= Chang number =

In mathematics, the Chang number of an irreducible representation of a simple complex Lie algebra is its dimension modulo 1 + h, where h is the Coxeter number. Chang numbers are named after Chang (1982), who rediscovered an element of order h + 1 found by Kac (1981).

Kac (1981) showed that there is a unique class of regular elements σ of order h + 1, in the complex points of the corresponding Chevalley group.
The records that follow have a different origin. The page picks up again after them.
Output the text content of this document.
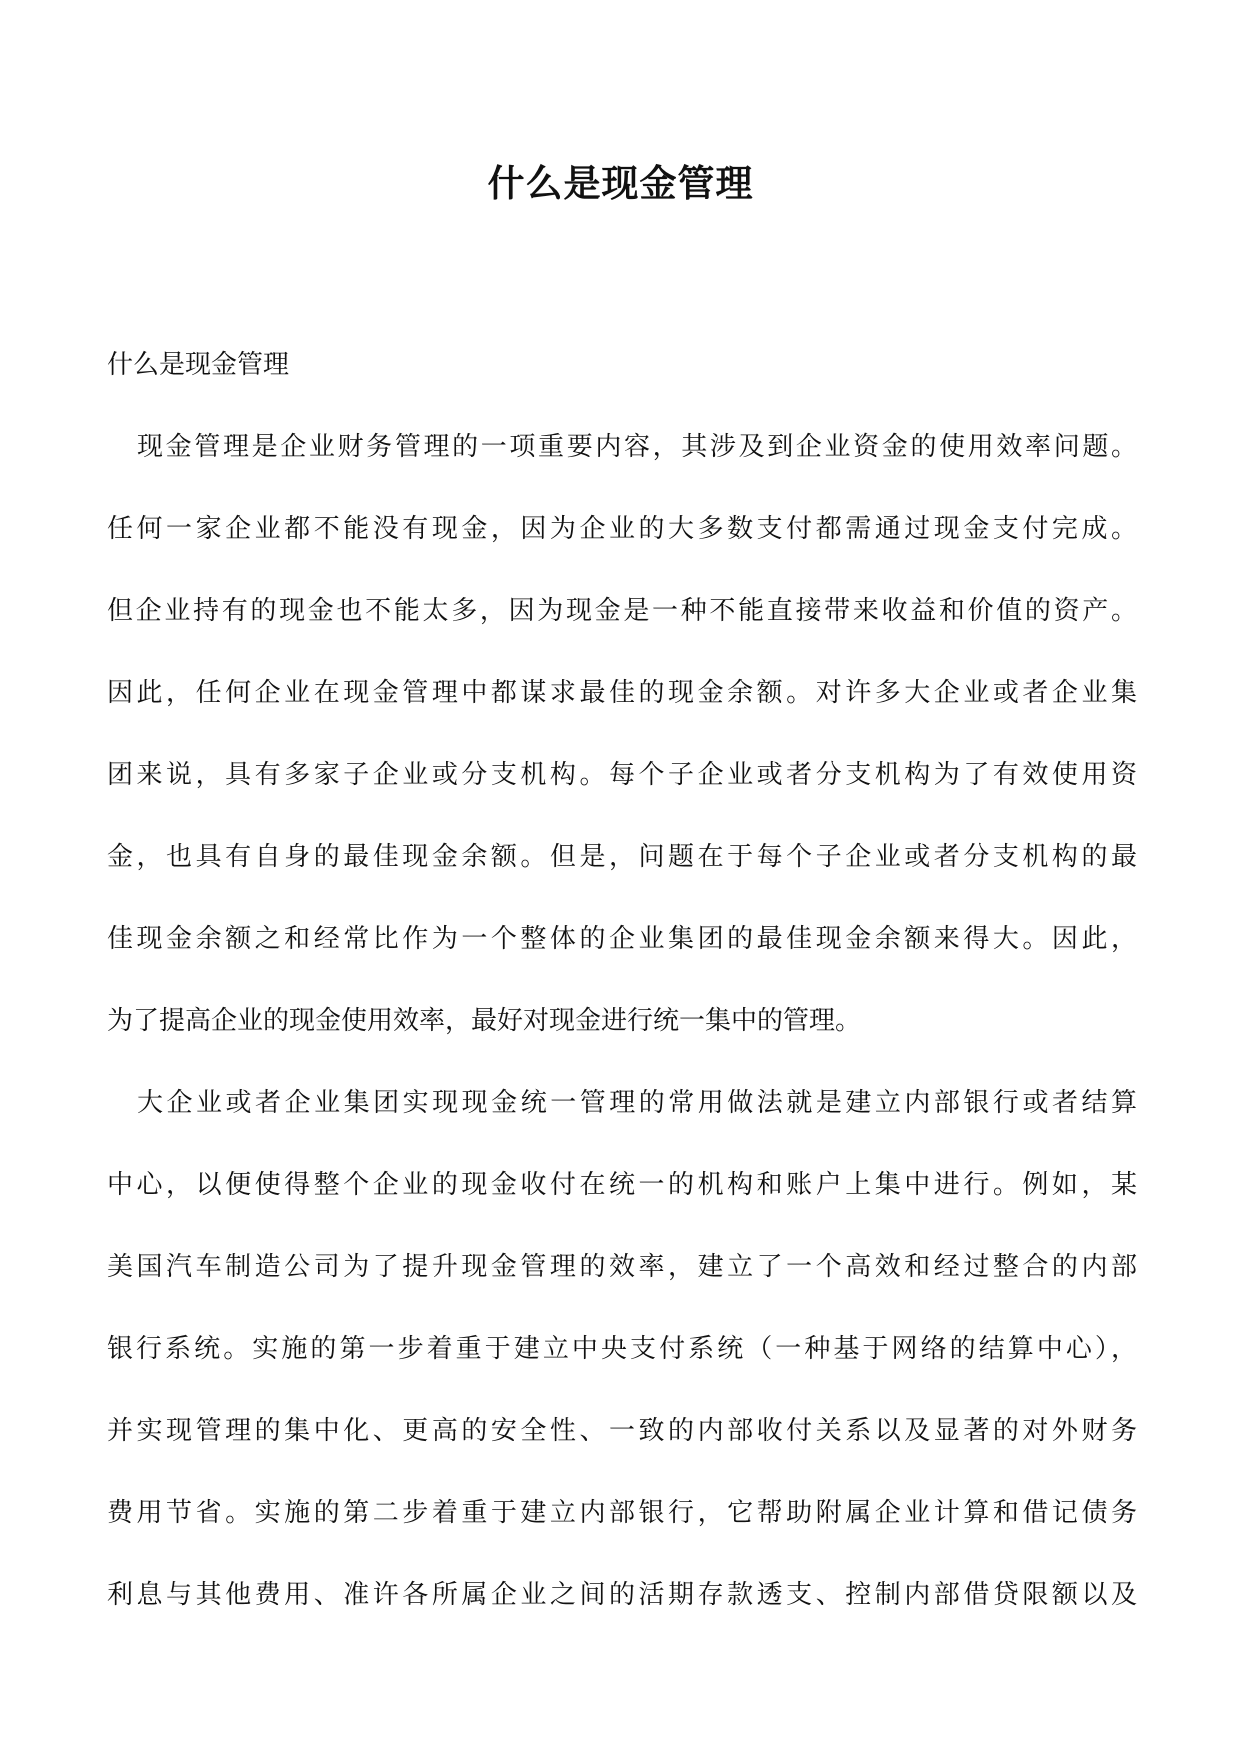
什么是现金管理
什么是现金管理
现金管理是企业财务管理的一项重要内容，其涉及到企业资金的使用效率问题。
任何一家企业都不能没有现金，因为企业的大多数支付都需通过现金支付完成。
但企业持有的现金也不能太多，因为现金是一种不能直接带来收益和价值的资产。
因此，任何企业在现金管理中都谋求最佳的现金余额。对许多大企业或者企业集
团来说，具有多家子企业或分支机构。每个子企业或者分支机构为了有效使用资
金，也具有自身的最佳现金余额。但是，问题在于每个子企业或者分支机构的最
佳现金余额之和经常比作为一个整体的企业集团的最佳现金余额来得大。因此，
为了提高企业的现金使用效率，最好对现金进行统一集中的管理。
大企业或者企业集团实现现金统一管理的常用做法就是建立内部银行或者结算
中心，以便使得整个企业的现金收付在统一的机构和账户上集中进行。例如，某
美国汽车制造公司为了提升现金管理的效率，建立了一个高效和经过整合的内部
银行系统。实施的第一步着重于建立中央支付系统（一种基于网络的结算中心），
并实现管理的集中化、更高的安全性、一致的内部收付关系以及显著的对外财务
费用节省。实施的第二步着重于建立内部银行，它帮助附属企业计算和借记债务
利息与其他费用、准许各所属企业之间的活期存款透支、控制内部借贷限额以及
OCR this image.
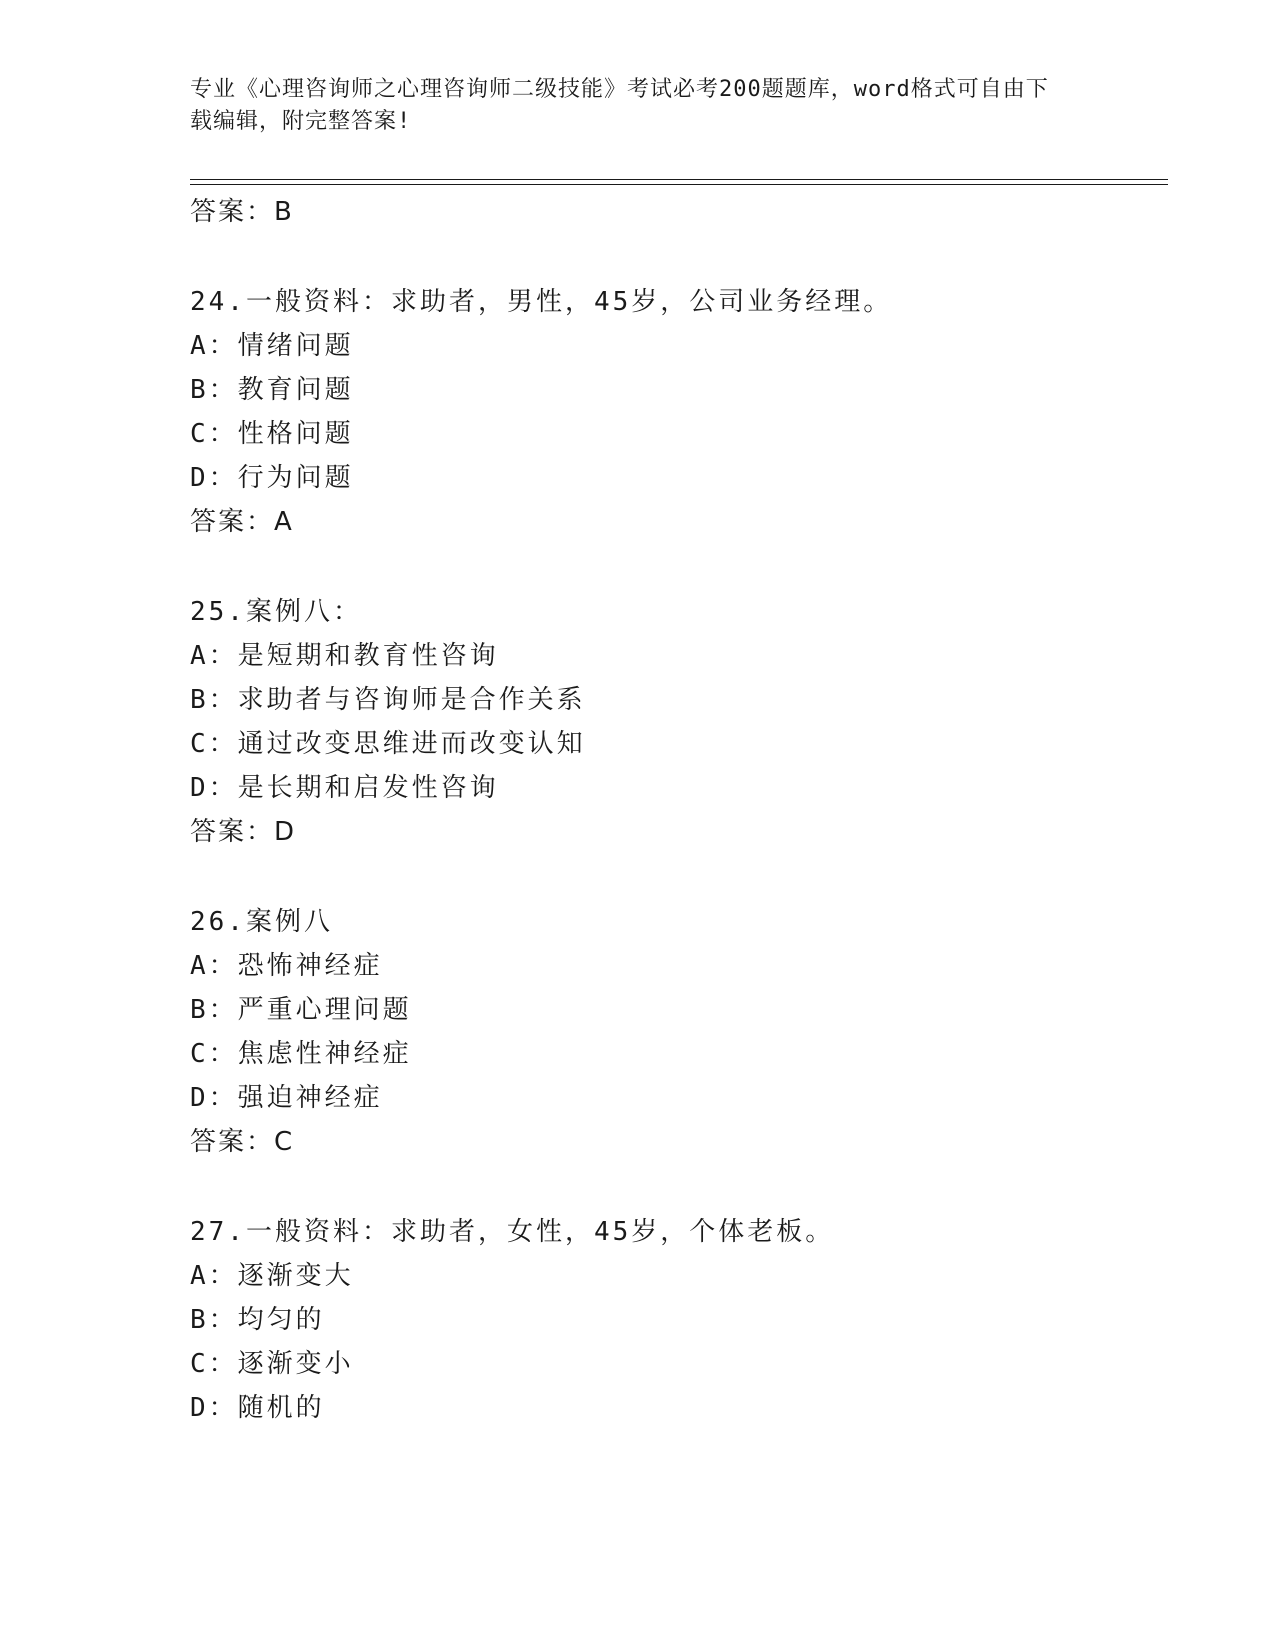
专业《心理咨询师之心理咨询师二级技能》考试必考200题题库，word格式可自由下载编辑，附完整答案!
答案：B
24.一般资料：求助者，男性，45岁，公司业务经理。
A：情绪问题
B：教育问题
C：性格问题
D：行为问题
答案：A
25.案例八：
A：是短期和教育性咨询
B：求助者与咨询师是合作关系
C：通过改变思维进而改变认知
D：是长期和启发性咨询
答案：D
26.案例八
A：恐怖神经症
B：严重心理问题
C：焦虑性神经症
D：强迫神经症
答案：C
27.一般资料：求助者，女性，45岁，个体老板。
A：逐渐变大
B：均匀的
C：逐渐变小
D：随机的
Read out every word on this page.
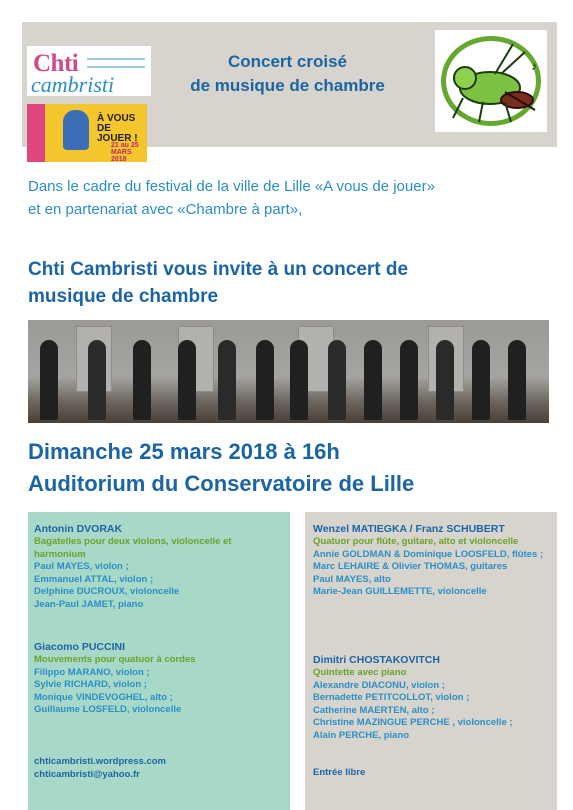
Chti
cambristi
À VOUS DE JOUER !
21 au 25 MARS 2018
Concert croisé
de musique de chambre
♪
Dans le cadre du festival de la ville de Lille «A vous de jouer»
et en partenariat avec «Chambre à part»,
Chti Cambristi vous invite à un concert de
musique de chambre
Dimanche 25 mars 2018 à 16h
Auditorium du Conservatoire de Lille
Antonin DVORAK
Bagatelles pour deux violons, violoncelle et harmonium
Paul MAYES, violon ;
Emmanuel ATTAL, violon ;
Delphine DUCROUX, violoncelle
Jean-Paul JAMET, piano
Giacomo PUCCINI
Mouvements pour quatuor à cordes
Filippo MARANO, violon ;
Sylvie RICHARD, violon ;
Monique VINDEVOGHEL, alto ;
Guillaume LOSFELD, violoncelle
chticambristi.wordpress.com
chticambristi@yahoo.fr
Wenzel MATIEGKA / Franz SCHUBERT
Quatuor pour flûte, guitare, alto et violoncelle
Annie GOLDMAN & Dominique LOOSFELD, flûtes ;
Marc LEHAIRE & Olivier THOMAS, guitares
Paul MAYES, alto
Marie-Jean GUILLEMETTE, violoncelle
Dimitri CHOSTAKOVITCH
Quintette avec piano
Alexandre DIACONU, violon ;
Bernadette PETITCOLLOT, violon ;
Catherine MAERTEN, alto ;
Christine MAZINGUE PERCHE , violoncelle ;
Alain PERCHE, piano
Entrée libre
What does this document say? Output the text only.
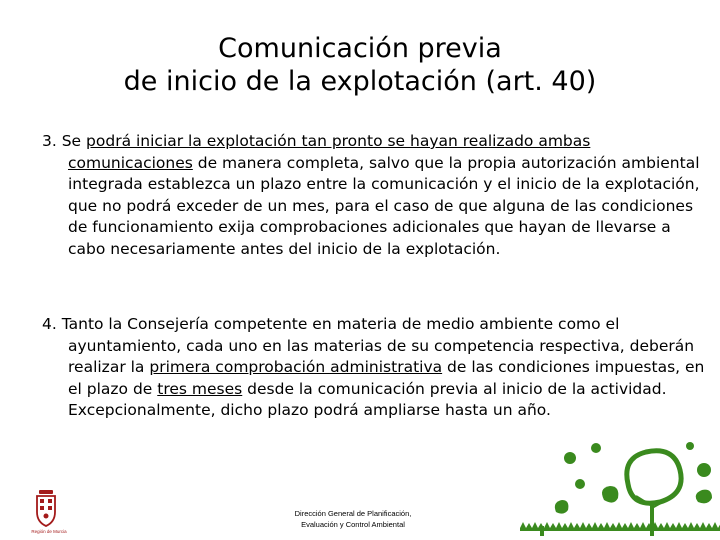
Comunicación previa
de inicio de la explotación (art. 40)
3. Se podrá iniciar la explotación tan pronto se hayan realizado ambas comunicaciones de manera completa, salvo que la propia autorización ambiental integrada establezca un plazo entre la comunicación y el inicio de la explotación, que no podrá exceder de un mes, para el caso de que alguna de las condiciones de funcionamiento exija comprobaciones adicionales que hayan de llevarse a cabo necesariamente antes del inicio de la explotación.
4. Tanto la Consejería competente en materia de medio ambiente como el ayuntamiento, cada uno en las materias de su competencia respectiva, deberán realizar la primera comprobación administrativa de las condiciones impuestas, en el plazo de tres meses desde la comunicación previa al inicio de la actividad. Excepcionalmente, dicho plazo podrá ampliarse hasta un año.
Región de Murcia
Dirección General de Planificación,
Evaluación y Control Ambiental
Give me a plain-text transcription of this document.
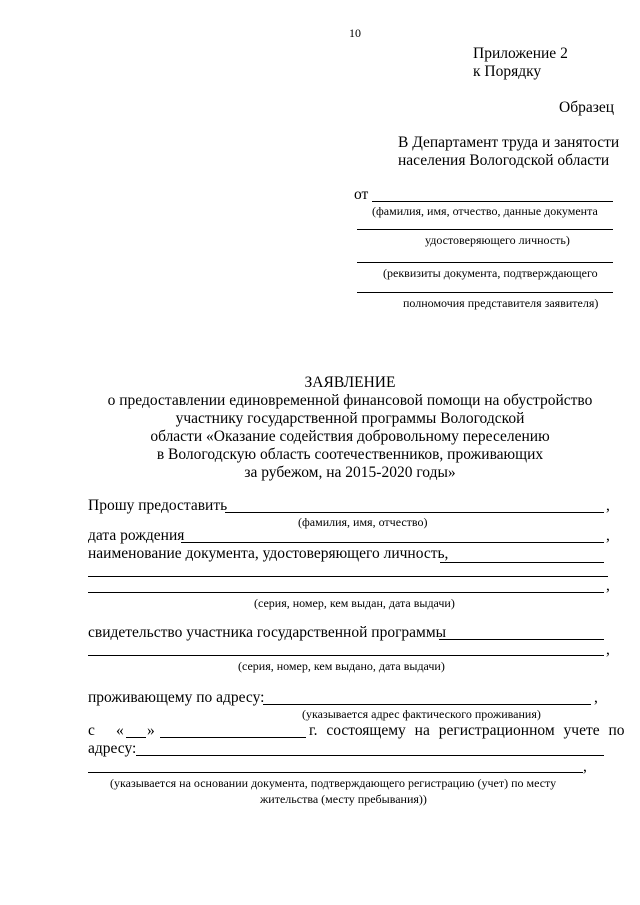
10
Приложение 2
к Порядку
Образец
В Департамент труда и занятости
населения Вологодской области
от
(фамилия, имя, отчество, данные документа
удостоверяющего личность)
(реквизиты документа, подтверждающего
полномочия представителя заявителя)
ЗАЯВЛЕНИЕ
о предоставлении единовременной финансовой помощи на обустройство
участнику государственной программы Вологодской
области «Оказание содействия добровольному переселению
в Вологодскую область соотечественников, проживающих
за рубежом, на 2015-2020 годы»
Прошу предоставить	,
(фамилия, имя, отчество)
дата рождения	,
наименование документа, удостоверяющего личность,
,
(серия, номер, кем выдан, дата выдачи)
свидетельство участника государственной программы
,
(серия, номер, кем выдано, дата выдачи)
проживающему по адресу:	,
(указывается адрес фактического проживания)
с « »	г. состоящему на регистрационном учете по
адресу:
,
(указывается на основании документа, подтверждающего регистрацию (учет) по месту
жительства (месту пребывания))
He showed that the trace of σ on an irreducible representation is −1, 0, or +1, and if h + 1 is prime then the trace is congruent to the dimension mod h+1. This implies that the dimension of an irreducible representation is always −1, 0, or +1 mod h + 1 whenever h + 1 is prime.

==Examples==
In particular, for the exceptional compact Lie groups G_{2}, F4, E6, E7, and E8 the number h + 1 = 7, 13, 13, 19, 31 is always prime, so the Chang number of an irreducible representation is always +1, 0, or −1.

For example, the first few irreducible representations of G2 (with Coxeter number h = 6) have dimensions 1, 7, 14, 27, 64, 77, 182, 189, 273, 286,...
These are congruent to 1, 0, 0, −1, 1, 0, 0, 0, 0, −1,... mod 7 = h + 1.